Todo o avanço econômico na região é também amplamente acompanhado por um forte suporte financeiro. Nesse sentido, o Banco Central Europeu (BCE) expandiu novamente seu pacote de compra de ativos, agora com um acréscimo de 600 bilhões de euros, elevando o teto atual a 1,350 bilhões de euros. Para além disso, algumas medidas internas aos países também têm sido tomadas, o que se ilustra bem com o caso alemão e inglês (ambos anunciando novos pacotes de crédito nacionais). De tal forma, torna-se bastante importante se atentar aos movimentos entre França e Alemanha (dois principais polos econômicos da região), conforme Angela Merkel, chanceler alemã, e Emmanuel Macron, presidente francês, esboçam um possível encabeçamento do processo de concessão de crédito. 

 

Também nesse sentido, a economia chinesa mostra uma retomada bastante significativa em maio.
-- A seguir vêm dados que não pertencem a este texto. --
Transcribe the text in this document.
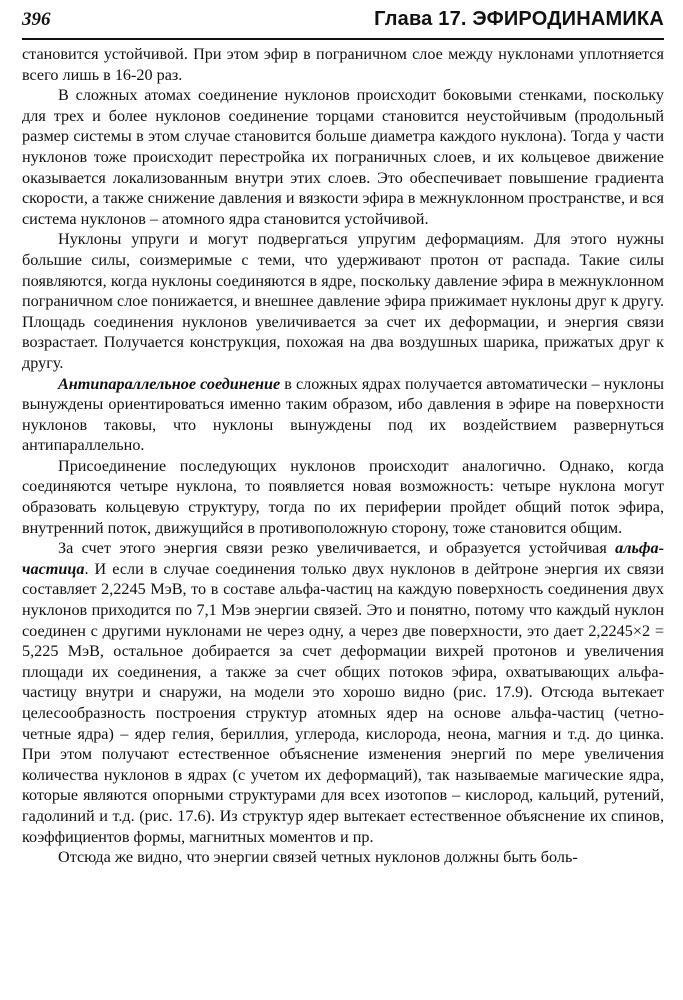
396	Глава 17. ЭФИРОДИНАМИКА

становится устойчивой. При этом эфир в пограничном слое между нуклонами уплотняется всего лишь в 16-20 раз.

В сложных атомах соединение нуклонов происходит боковыми стенками, поскольку для трех и более нуклонов соединение торцами становится неустойчивым (продольный размер системы в этом случае становится больше диаметра каждого нуклона). Тогда у части нуклонов тоже происходит перестройка их пограничных слоев, и их кольцевое движение оказывается локализованным внутри этих слоев. Это обеспечивает повышение градиента скорости, а также снижение давления и вязкости эфира в межнуклонном пространстве, и вся система нуклонов – атомного ядра становится устойчивой.

Нуклоны упруги и могут подвергаться упругим деформациям. Для этого нужны большие силы, соизмеримые с теми, что удерживают протон от распада. Такие силы появляются, когда нуклоны соединяются в ядре, поскольку давление эфира в межнуклонном пограничном слое понижается, и внешнее давление эфира прижимает нуклоны друг к другу. Площадь соединения нуклонов увеличивается за счет их деформации, и энергия связи возрастает. Получается конструкция, похожая на два воздушных шарика, прижатых друг к другу.

Антипараллельное соединение в сложных ядрах получается автоматически – нуклоны вынуждены ориентироваться именно таким образом, ибо давления в эфире на поверхности нуклонов таковы, что нуклоны вынуждены под их воздействием развернуться антипараллельно.

Присоединение последующих нуклонов происходит аналогично. Однако, когда соединяются четыре нуклона, то появляется новая возможность: четыре нуклона могут образовать кольцевую структуру, тогда по их периферии пройдет общий поток эфира, внутренний поток, движущийся в противоположную сторону, тоже становится общим.

За счет этого энергия связи резко увеличивается, и образуется устойчивая альфа-частица. И если в случае соединения только двух нуклонов в дейтроне энергия их связи составляет 2,2245 МэВ, то в составе альфа-частиц на каждую поверхность соединения двух нуклонов приходится по 7,1 Мэв энергии связей. Это и понятно, потому что каждый нуклон соединен с другими нуклонами не через одну, а через две поверхности, это дает 2,2245×2 = 5,225 МэВ, остальное добирается за счет деформации вихрей протонов и увеличения площади их соединения, а также за счет общих потоков эфира, охватывающих альфа-частицу внутри и снаружи, на модели это хорошо видно (рис. 17.9). Отсюда вытекает целесообразность построения структур атомных ядер на основе альфа-частиц (четно-четные ядра) – ядер гелия, бериллия, углерода, кислорода, неона, магния и т.д. до цинка. При этом получают естественное объяснение изменения энергий по мере увеличения количества нуклонов в ядрах (с учетом их деформаций), так называемые магические ядра, которые являются опорными структурами для всех изотопов – кислород, кальций, рутений, гадолиний и т.д. (рис. 17.6). Из структур ядер вытекает естественное объяснение их спинов, коэффициентов формы, магнитных моментов и пр.

Отсюда же видно, что энергии связей четных нуклонов должны быть боль-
Conforme divulgado por escritórios de estatísticas chineses, houve um crescimento de 4,4% na produção industrial em maio na comparação anual, ante um avanço de 3,9% em abril, resultado um pouco mais baixo do que as expectativas do mercado. Apesar dos bons números, a economia interna chinesa permanece bastante abalada, o que se vê por um a retração no varejo (em 2,8%), além do avanço de desemprego, que figurou em 5,9%, próximo do teto histórico, de 6,2%, alcançado em fevereiro do ano. Já na questão inflacionária, registrou-se uma cifra de 2,4% na comparação anual em maio, quinta queda consecutiva, que se materializa sobretudo nos setores não-alimentícios.

 

Por fim, em relação a balança comercial, podemos destacar o superávit comercial de US$ 62,93 bilhões no mês de maio, um aumento de quase 40% se comparado a abril, segundo a Administração Geral das Alfândegas. Entrando nas minúcias, houve queda de 3,3% das exportações e 16,7% nas importações. Vale ressaltar que, com a exceção das importações, e apesar das quedas, os números superaram as expectativas dos economistas do The Wall Street Journal. 

 

Já no front político, após alguns desentendimentos entre alguns representantes na Casa Branca, anunciou-se que o acordo comercial sino-estadunidense permanece em vigor, se estruturando ainda em sua fase inicial, sustentando-se na nas compras chinesas em US$ 200 bilhões em produtos norte-americanos, como uma forma de corrigir as supostas distorções apontadas por Trump. O momento torna-se bastante delicado à China, que se vê em meio a uma pandemia nos porcos e, agora, dentre os humanos, de modo que o mercado estadunidense lhe fornece uma condição fundamental de desenvolvimento. 

 

Nos EUA, por sua vez, a situação em meio à pandemia mantém-se em foco dado que lá, assim como no Brasil, não houve propriamente um encerramento da primeira onda de contágios, o que implica em um constante alto número de casos diários. Em meio a um crescimento de mortes ao fim do mês, passou-se a estipular uma possível rigidez no processo de lockdown, que passou por certo arrefecimento em alguns estados, contudo a pressão pela aceleração das atividades econômicas parece ignorar isso. Desta forma, com uma explosiva venda  no varejo, chegando a um patamar de expansão próximo aos 17,7% durante o mês, espera-se um impacto positivo em toda cadeia produtiva do país. Tal expectativa se desenvolveu, inclusive, pela taxa de desemprego, que chegou aos 11,1%, cifra que deve ser analisada com certo cuidado, mas apresenta como um resultado bastante positivo em meio à situação na visão do mercado. De tal modo, passa-se a discutir uma possível “recuperação em V” da economia americana.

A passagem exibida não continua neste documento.